Researchers supported by HDR UK used electronic health records from the South London and Maudsley NHS Foundation Trust, one of the largest secondary mental health care providers in the UK, to identify over 9,000 patients with severe mental illness. These records were linked to an English national hospital database to collect details of all admitted care of these people.

Using an approach called temporal bipartite networks, the team mapped out the relationships between individual patients and diagnoses of comorbidities over time. This helps to identify differences between subgroups of people that may be otherwise missed when looking at an average of a large group. This analysis also allowed them to look at the relationship between the comorbidities rather than studying them individually.

Impact and outcomes

The patterns identified showed that patients with few comorbidities tend to have more common diseases. This suggests that prevention strategies targeting these common issues could have a big impact on the well-being of people with severe mental illness.

Demographics and medical history were identified as strong influencing factors, and people with similar attributes tended to be diagnosed with the same conditions. The researchers plan to extend this approach to predict a person’s risk of disease.

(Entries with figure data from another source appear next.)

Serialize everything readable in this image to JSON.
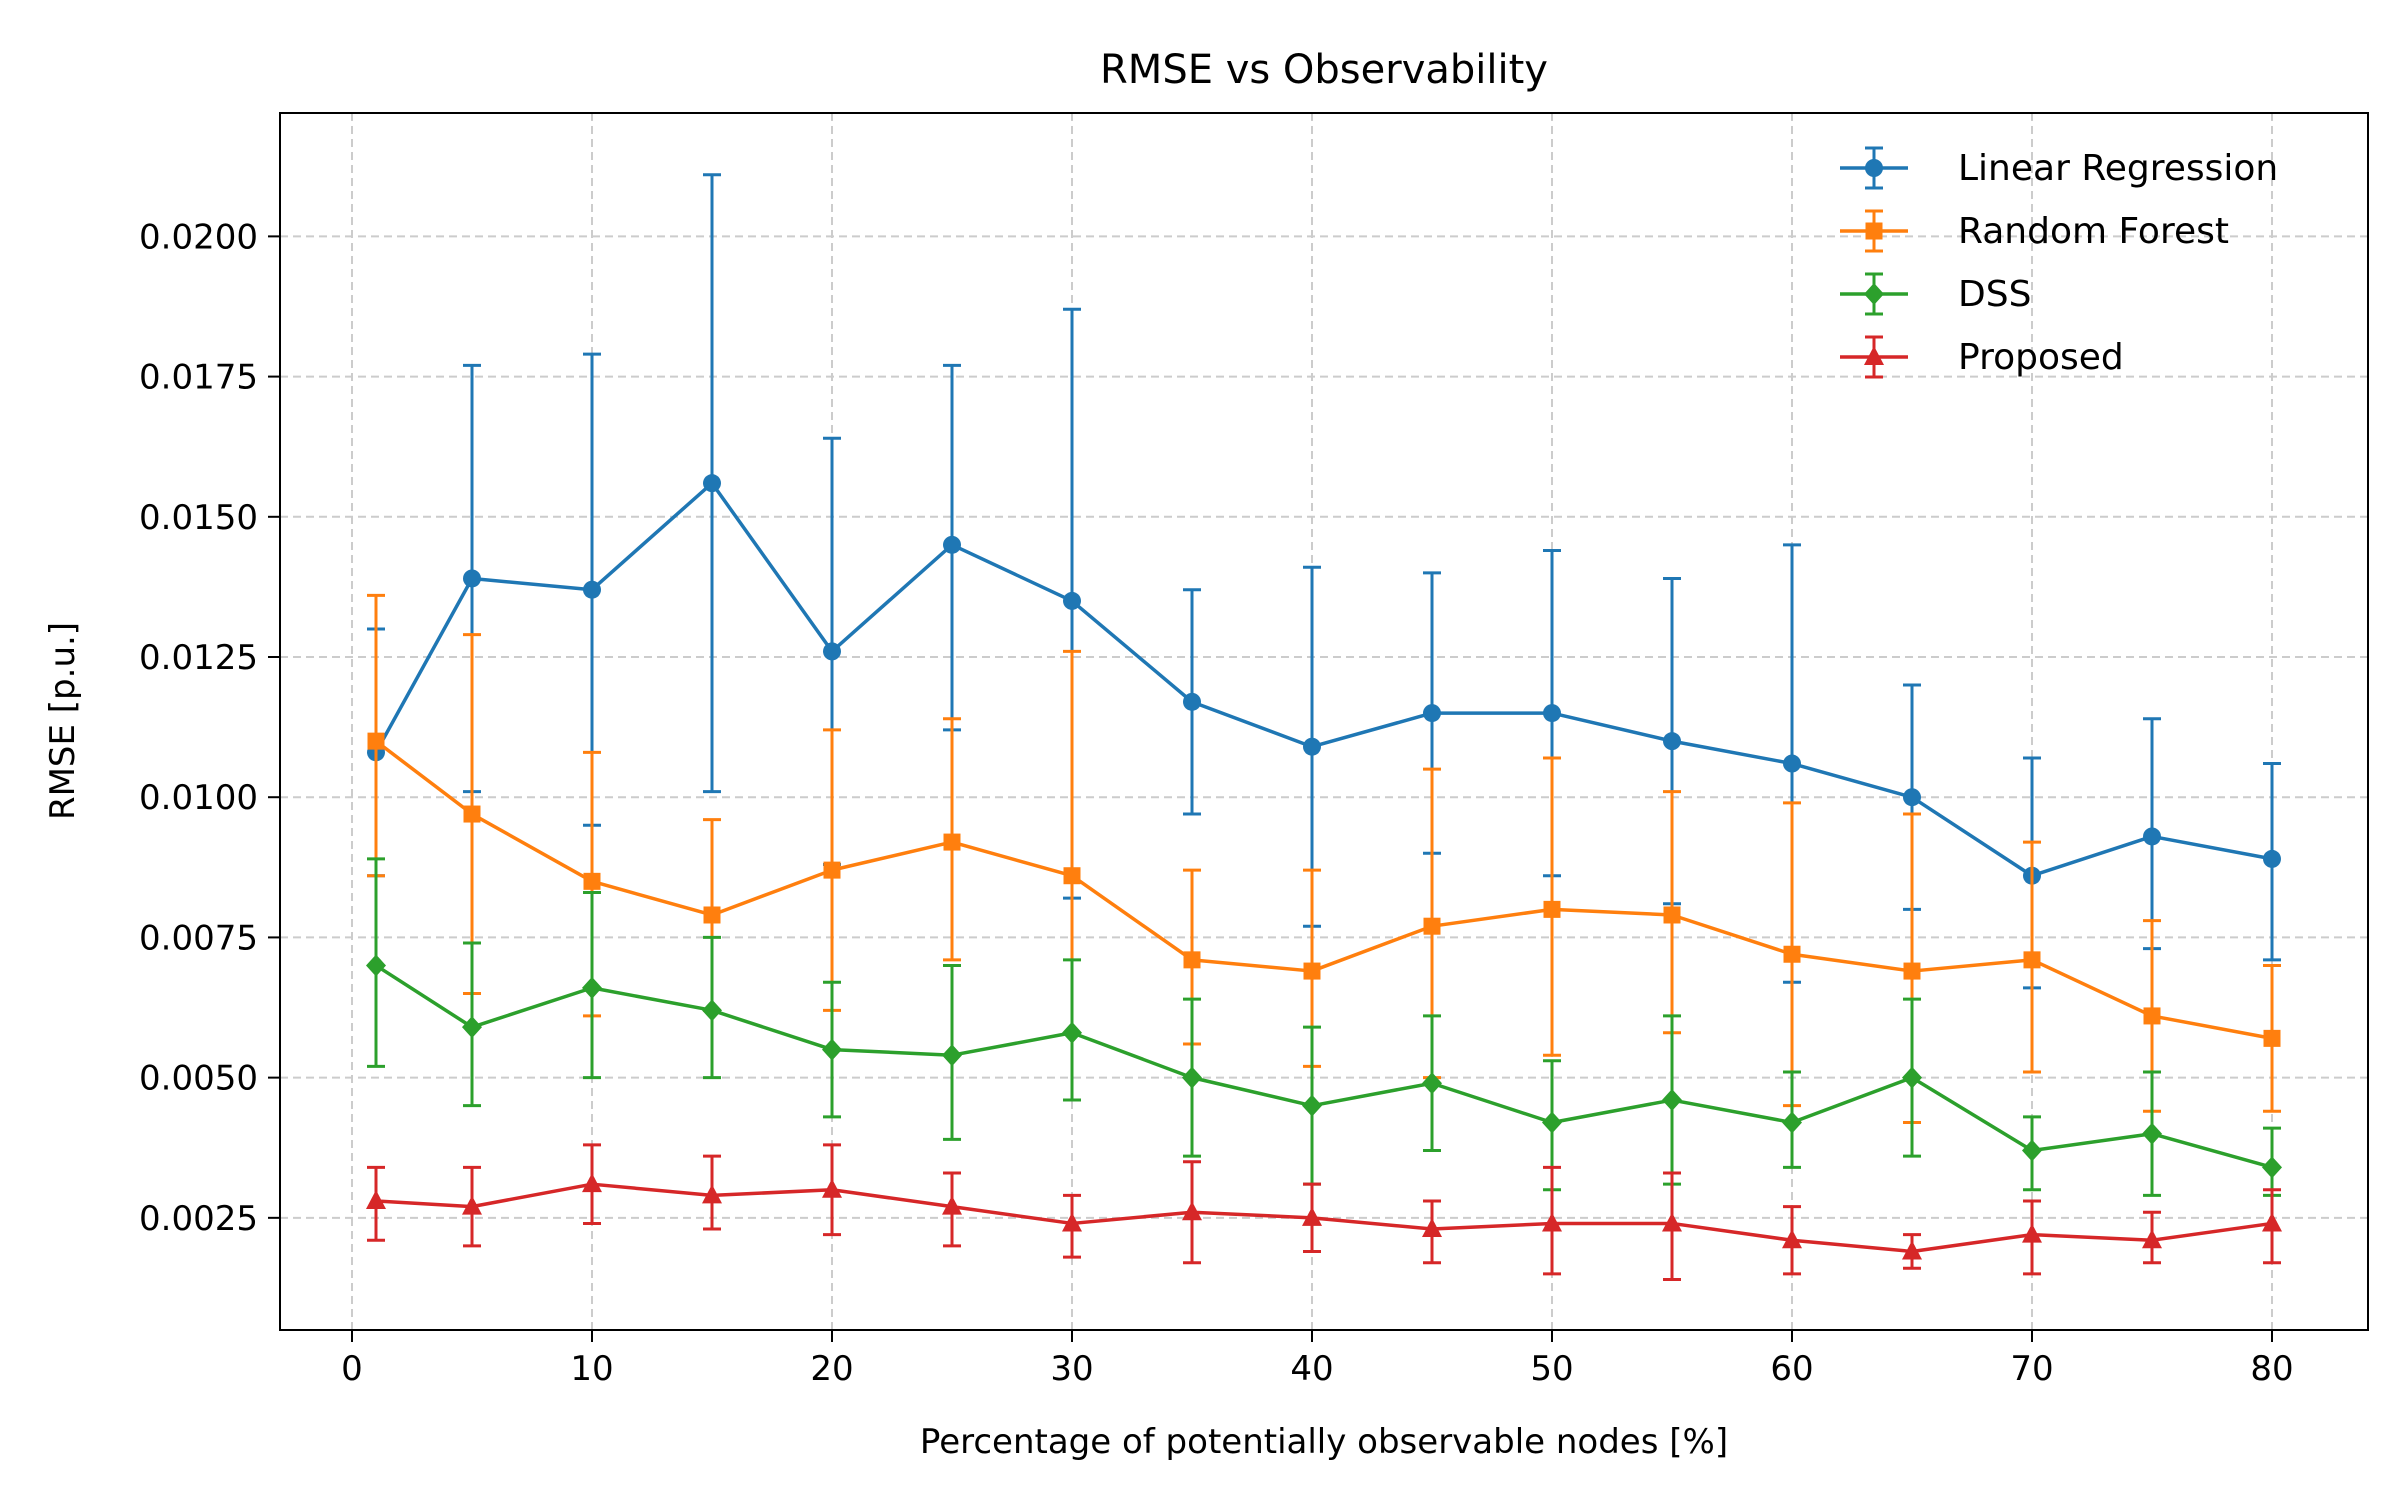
{
  "chart_data": {
    "type": "line",
    "title": "RMSE vs Observability",
    "xlabel": "Percentage of potentially observable nodes [%]",
    "ylabel": "RMSE [p.u.]",
    "xlim": [
      -3,
      84
    ],
    "ylim": [
      0.0005,
      0.0222
    ],
    "xticks": [
      0,
      10,
      20,
      30,
      40,
      50,
      60,
      70,
      80
    ],
    "xtick_labels": [
      "0",
      "10",
      "20",
      "30",
      "40",
      "50",
      "60",
      "70",
      "80"
    ],
    "yticks": [
      0.0025,
      0.005,
      0.0075,
      0.01,
      0.0125,
      0.015,
      0.0175,
      0.02
    ],
    "ytick_labels": [
      "0.0025",
      "0.0050",
      "0.0075",
      "0.0100",
      "0.0125",
      "0.0150",
      "0.0175",
      "0.0200"
    ],
    "grid": true,
    "legend_position": "top-right",
    "x": [
      1,
      5,
      10,
      15,
      20,
      25,
      30,
      35,
      40,
      45,
      50,
      55,
      60,
      65,
      70,
      75,
      80
    ],
    "series": [
      {
        "name": "Linear Regression",
        "color": "#1f77b4",
        "marker": "circle",
        "values": [
          0.0108,
          0.0139,
          0.0137,
          0.0156,
          0.0126,
          0.0145,
          0.0135,
          0.0117,
          0.0109,
          0.0115,
          0.0115,
          0.011,
          0.0106,
          0.01,
          0.0086,
          0.0093,
          0.0089
        ],
        "lower": [
          0.0086,
          0.0101,
          0.0095,
          0.0101,
          0.0088,
          0.0112,
          0.0082,
          0.0097,
          0.0077,
          0.009,
          0.0086,
          0.0081,
          0.0067,
          0.008,
          0.0066,
          0.0073,
          0.0071
        ],
        "upper": [
          0.013,
          0.0177,
          0.0179,
          0.0211,
          0.0164,
          0.0177,
          0.0187,
          0.0137,
          0.0141,
          0.014,
          0.0144,
          0.0139,
          0.0145,
          0.012,
          0.0107,
          0.0114,
          0.0106
        ]
      },
      {
        "name": "Random Forest",
        "color": "#ff7f0e",
        "marker": "square",
        "values": [
          0.011,
          0.0097,
          0.0085,
          0.0079,
          0.0087,
          0.0092,
          0.0086,
          0.0071,
          0.0069,
          0.0077,
          0.008,
          0.0079,
          0.0072,
          0.0069,
          0.0071,
          0.0061,
          0.0057
        ],
        "lower": [
          0.0086,
          0.0065,
          0.0061,
          0.0062,
          0.0062,
          0.0071,
          0.0046,
          0.0056,
          0.0052,
          0.005,
          0.0054,
          0.0058,
          0.0045,
          0.0042,
          0.0051,
          0.0044,
          0.0044
        ],
        "upper": [
          0.0136,
          0.0129,
          0.0108,
          0.0096,
          0.0112,
          0.0114,
          0.0126,
          0.0087,
          0.0087,
          0.0105,
          0.0107,
          0.0101,
          0.0099,
          0.0097,
          0.0092,
          0.0078,
          0.007
        ]
      },
      {
        "name": "DSS",
        "color": "#2ca02c",
        "marker": "diamond",
        "values": [
          0.007,
          0.0059,
          0.0066,
          0.0062,
          0.0055,
          0.0054,
          0.0058,
          0.005,
          0.0045,
          0.0049,
          0.0042,
          0.0046,
          0.0042,
          0.005,
          0.0037,
          0.004,
          0.0034
        ],
        "lower": [
          0.0052,
          0.0045,
          0.005,
          0.005,
          0.0043,
          0.0039,
          0.0046,
          0.0036,
          0.0031,
          0.0037,
          0.003,
          0.0031,
          0.0034,
          0.0036,
          0.003,
          0.0029,
          0.0029
        ],
        "upper": [
          0.0089,
          0.0074,
          0.0083,
          0.0075,
          0.0067,
          0.007,
          0.0071,
          0.0064,
          0.0059,
          0.0061,
          0.0053,
          0.0061,
          0.0051,
          0.0064,
          0.0043,
          0.0051,
          0.0041
        ]
      },
      {
        "name": "Proposed",
        "color": "#d62728",
        "marker": "triangle",
        "values": [
          0.0028,
          0.0027,
          0.0031,
          0.0029,
          0.003,
          0.0027,
          0.0024,
          0.0026,
          0.0025,
          0.0023,
          0.0024,
          0.0024,
          0.0021,
          0.0019,
          0.0022,
          0.0021,
          0.0024
        ],
        "lower": [
          0.0021,
          0.002,
          0.0024,
          0.0023,
          0.0022,
          0.002,
          0.0018,
          0.0017,
          0.0019,
          0.0017,
          0.0015,
          0.0014,
          0.0015,
          0.0016,
          0.0015,
          0.0017,
          0.0017
        ],
        "upper": [
          0.0034,
          0.0034,
          0.0038,
          0.0036,
          0.0038,
          0.0033,
          0.0029,
          0.0035,
          0.0031,
          0.0028,
          0.0034,
          0.0033,
          0.0027,
          0.0022,
          0.0028,
          0.0026,
          0.003
        ]
      }
    ]
  }
}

Dr Tao Wang, the first author of the paper published in the Journal of Biomedical Informatics, said:

“To effectively prevent these physical comorbidities and improve health for this population, a key prerequisite is to understand how and when different diseases occur during the course of severe mental illness. Previous studies on multimorbidity either focus on estimating the prevalence of a disease in a population without considering relationships between diseases or ignore the heterogeneity of individual patients in examining disease progression by looking merely at aggregates across a whole cohort.”

Impact committee

The Impact committee considered that this work was world-leading in originality, significance and rigour. They particularly noted that this research would help improve the healthcare of an underserved group.